But unlike Ferngully 2: Smurfs in Space, the message is at least somewhat muted. It bears consideration that our dependence on machines is unhealthy and dehumanizing, and the story of the Terminator is no doubt intended to be a metaphor for this. That’s nice, but Cameron is hardly the first sci-fi writer to point this out, and in fact he was sued by Harlan Ellison for allegedly lifting the story from an old episode of The Outer Limits. But this is not why we love The Terminator, and James Cameron is free to pry my Blackberry from my cold dead hands. I admit that I’m dependent on it and if it wants to kill me then at least I know it’ll be on YouTube ten minutes later.

We love The Terminator because it’s a thrilling story about two very human people who want to live, and who grow before our very eyes as they fight to survive. Yes, Arnold is appropriately menacing as the towering cyborg who doesn’t feel pain, fear, pity or remorse and will not stop - ever - until Sarah Connor is dead. But if you have a tendency to use your brain when you watch movies, like I do, it’s a little hard to buy a six foot two, 230 pound man with 27 inch biceps as an “infiltration unit." Michael Biehn’s bulging bug eyes scare me a hell of a lot more than Arnold’s massive lats and rock hard abs. What does it for me is the story of Sarah and Reese.

Sarah is a meek, self conscious child who’s never been in love and “can’t even balance her checkbook” when we meet her. Reese is a battle hardened soldier who’s seen nothing but death and devastation from the moment he fell out of the womb. As they struggle to escape this relentless killing machine, Sarah begins to grow into the tough as nails Grizzly Mama we know she will later become. And Reese develops an new appreciation for what he’s fighting for. Having traveled back into the past and actually SEEN the world as it was, and experienced a few moments of peace and freedom rekindles his warrior spirit, infused now with a generous helping of humanity.

I’ve never considered Linda Hamilton to be much of an actress, but her expressive eyes mostly overcome her inability to emote consistently. Michael Biehn is a B-movie favorite, and is best known for his tightly coiled intensity and crazy serial killer eyes.
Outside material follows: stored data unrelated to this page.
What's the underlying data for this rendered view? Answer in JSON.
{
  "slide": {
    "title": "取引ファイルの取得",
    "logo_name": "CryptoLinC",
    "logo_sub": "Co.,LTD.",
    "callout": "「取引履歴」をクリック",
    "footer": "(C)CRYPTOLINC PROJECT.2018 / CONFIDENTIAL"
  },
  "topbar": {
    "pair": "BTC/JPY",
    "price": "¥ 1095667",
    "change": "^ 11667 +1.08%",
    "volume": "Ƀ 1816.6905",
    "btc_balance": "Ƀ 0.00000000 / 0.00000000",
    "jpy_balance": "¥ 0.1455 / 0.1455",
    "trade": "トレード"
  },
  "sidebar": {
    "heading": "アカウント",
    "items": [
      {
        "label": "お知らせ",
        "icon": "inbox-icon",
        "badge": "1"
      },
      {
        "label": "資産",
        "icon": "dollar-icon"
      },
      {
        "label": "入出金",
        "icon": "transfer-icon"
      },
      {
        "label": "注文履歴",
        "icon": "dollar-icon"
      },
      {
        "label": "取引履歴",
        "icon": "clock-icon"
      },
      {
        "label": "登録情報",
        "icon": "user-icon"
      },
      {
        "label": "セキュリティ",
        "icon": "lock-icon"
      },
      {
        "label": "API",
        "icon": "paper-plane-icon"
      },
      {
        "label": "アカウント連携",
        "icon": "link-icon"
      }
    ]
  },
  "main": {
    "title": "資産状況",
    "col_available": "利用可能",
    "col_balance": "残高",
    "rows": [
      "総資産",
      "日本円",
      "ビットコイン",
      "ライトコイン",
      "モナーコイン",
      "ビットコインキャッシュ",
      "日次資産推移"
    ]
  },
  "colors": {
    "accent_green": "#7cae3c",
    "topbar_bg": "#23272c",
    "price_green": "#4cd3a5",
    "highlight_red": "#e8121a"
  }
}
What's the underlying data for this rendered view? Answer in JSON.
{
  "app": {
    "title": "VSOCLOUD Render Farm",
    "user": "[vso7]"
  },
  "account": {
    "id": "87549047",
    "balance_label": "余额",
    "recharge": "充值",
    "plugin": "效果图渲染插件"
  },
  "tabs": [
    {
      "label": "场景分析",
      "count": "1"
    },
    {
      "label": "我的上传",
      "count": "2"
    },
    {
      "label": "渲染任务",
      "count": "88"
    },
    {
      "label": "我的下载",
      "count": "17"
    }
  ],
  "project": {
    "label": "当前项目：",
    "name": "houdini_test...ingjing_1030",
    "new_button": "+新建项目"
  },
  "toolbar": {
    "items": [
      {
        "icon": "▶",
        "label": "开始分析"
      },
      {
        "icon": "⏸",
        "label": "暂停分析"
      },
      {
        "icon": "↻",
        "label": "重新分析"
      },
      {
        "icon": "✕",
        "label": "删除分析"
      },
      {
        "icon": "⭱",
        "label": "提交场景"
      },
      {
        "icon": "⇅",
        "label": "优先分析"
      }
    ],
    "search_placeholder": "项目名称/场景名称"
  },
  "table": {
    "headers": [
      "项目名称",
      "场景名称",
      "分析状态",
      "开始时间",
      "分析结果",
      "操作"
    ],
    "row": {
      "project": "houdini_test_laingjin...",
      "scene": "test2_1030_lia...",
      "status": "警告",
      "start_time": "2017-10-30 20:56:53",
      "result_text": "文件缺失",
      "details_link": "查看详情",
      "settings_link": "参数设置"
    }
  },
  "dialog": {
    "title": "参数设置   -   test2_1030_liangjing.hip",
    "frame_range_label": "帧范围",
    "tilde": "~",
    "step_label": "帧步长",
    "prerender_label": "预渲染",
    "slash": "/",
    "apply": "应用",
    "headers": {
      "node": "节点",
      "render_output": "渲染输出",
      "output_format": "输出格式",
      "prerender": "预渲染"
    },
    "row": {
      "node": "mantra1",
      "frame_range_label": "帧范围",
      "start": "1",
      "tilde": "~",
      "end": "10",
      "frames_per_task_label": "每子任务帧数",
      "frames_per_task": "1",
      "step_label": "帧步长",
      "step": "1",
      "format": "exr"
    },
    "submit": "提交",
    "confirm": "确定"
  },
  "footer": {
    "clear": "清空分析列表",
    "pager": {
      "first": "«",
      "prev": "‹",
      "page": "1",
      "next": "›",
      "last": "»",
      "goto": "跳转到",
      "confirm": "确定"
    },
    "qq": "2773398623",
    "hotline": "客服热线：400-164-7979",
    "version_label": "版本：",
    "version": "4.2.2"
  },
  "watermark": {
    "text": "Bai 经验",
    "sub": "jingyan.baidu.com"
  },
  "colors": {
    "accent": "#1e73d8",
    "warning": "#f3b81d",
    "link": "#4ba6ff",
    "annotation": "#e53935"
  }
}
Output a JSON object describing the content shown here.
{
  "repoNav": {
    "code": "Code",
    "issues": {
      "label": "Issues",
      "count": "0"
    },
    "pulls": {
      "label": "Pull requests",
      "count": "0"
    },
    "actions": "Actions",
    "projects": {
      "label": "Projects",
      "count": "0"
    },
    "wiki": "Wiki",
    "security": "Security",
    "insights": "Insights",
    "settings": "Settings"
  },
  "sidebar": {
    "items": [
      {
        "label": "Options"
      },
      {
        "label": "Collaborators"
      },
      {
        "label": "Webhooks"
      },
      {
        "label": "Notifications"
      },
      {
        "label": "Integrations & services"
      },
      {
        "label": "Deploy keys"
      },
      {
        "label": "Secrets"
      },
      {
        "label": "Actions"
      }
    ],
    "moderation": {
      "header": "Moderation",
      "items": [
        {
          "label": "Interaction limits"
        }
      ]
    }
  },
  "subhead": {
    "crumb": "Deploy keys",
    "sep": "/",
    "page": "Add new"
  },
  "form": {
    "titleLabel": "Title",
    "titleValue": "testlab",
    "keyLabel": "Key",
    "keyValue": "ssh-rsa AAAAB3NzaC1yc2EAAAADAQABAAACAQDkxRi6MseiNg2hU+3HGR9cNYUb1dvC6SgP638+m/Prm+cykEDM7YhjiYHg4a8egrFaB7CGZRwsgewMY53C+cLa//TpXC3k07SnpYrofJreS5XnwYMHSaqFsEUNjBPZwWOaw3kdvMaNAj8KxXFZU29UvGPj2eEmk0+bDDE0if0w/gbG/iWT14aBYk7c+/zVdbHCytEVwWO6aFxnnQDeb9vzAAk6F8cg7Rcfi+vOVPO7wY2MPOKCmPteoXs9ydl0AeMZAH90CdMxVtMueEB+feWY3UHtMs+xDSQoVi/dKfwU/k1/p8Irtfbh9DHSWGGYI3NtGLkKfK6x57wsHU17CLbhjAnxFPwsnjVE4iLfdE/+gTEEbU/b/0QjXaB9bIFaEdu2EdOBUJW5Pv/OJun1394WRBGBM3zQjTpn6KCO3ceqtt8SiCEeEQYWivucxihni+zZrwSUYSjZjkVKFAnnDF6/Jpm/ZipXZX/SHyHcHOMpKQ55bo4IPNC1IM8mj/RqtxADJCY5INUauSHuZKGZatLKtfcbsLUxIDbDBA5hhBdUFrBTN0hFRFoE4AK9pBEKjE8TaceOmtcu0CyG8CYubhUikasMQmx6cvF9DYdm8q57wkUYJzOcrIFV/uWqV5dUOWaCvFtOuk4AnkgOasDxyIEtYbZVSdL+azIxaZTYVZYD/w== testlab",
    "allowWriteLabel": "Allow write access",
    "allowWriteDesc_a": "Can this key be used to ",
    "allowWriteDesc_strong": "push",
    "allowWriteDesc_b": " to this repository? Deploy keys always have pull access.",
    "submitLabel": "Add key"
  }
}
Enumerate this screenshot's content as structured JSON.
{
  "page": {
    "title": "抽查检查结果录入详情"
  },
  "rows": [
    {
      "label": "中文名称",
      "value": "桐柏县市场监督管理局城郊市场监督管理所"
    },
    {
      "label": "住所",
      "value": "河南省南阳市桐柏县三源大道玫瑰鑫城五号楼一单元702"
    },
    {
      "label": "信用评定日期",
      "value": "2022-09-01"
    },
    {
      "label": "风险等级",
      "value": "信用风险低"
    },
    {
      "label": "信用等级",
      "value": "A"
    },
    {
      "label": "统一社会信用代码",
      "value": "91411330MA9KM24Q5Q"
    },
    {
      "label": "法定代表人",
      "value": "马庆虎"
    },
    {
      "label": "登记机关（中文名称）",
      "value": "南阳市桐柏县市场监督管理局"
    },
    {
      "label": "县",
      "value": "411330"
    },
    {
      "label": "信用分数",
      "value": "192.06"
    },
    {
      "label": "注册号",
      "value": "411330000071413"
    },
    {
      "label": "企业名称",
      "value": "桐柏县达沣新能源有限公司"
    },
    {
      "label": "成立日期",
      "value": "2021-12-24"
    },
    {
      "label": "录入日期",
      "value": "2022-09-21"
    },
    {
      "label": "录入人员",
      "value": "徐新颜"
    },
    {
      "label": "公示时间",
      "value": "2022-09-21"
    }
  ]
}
But he also brings a sad vulnerability to Reese that makes you feel for the guy as he bravely accepts his duty and grimly faces his fate like the solider he is.

Like most great science fiction, The Terminator is not about machines, or aliens, or outer space, or even really time travel - and that’s a good thing because I could write a whole article on how The Terminator’s time travel plot cancels itself out and makes the whole damn plot completely irrelevant. Instead, the Terminator is about humanity and what it means to be human. It’s about what all of us should truly value in life. The people we love, the world we share and the freedom we have (most of us anyway) to determine our own future. There is no fate but what we make, and that’s anyone should be able to appreciate - whether we’re a waitress from Culver City, a soldier from the future, a Giant Smurf, or even the freaking King of the World.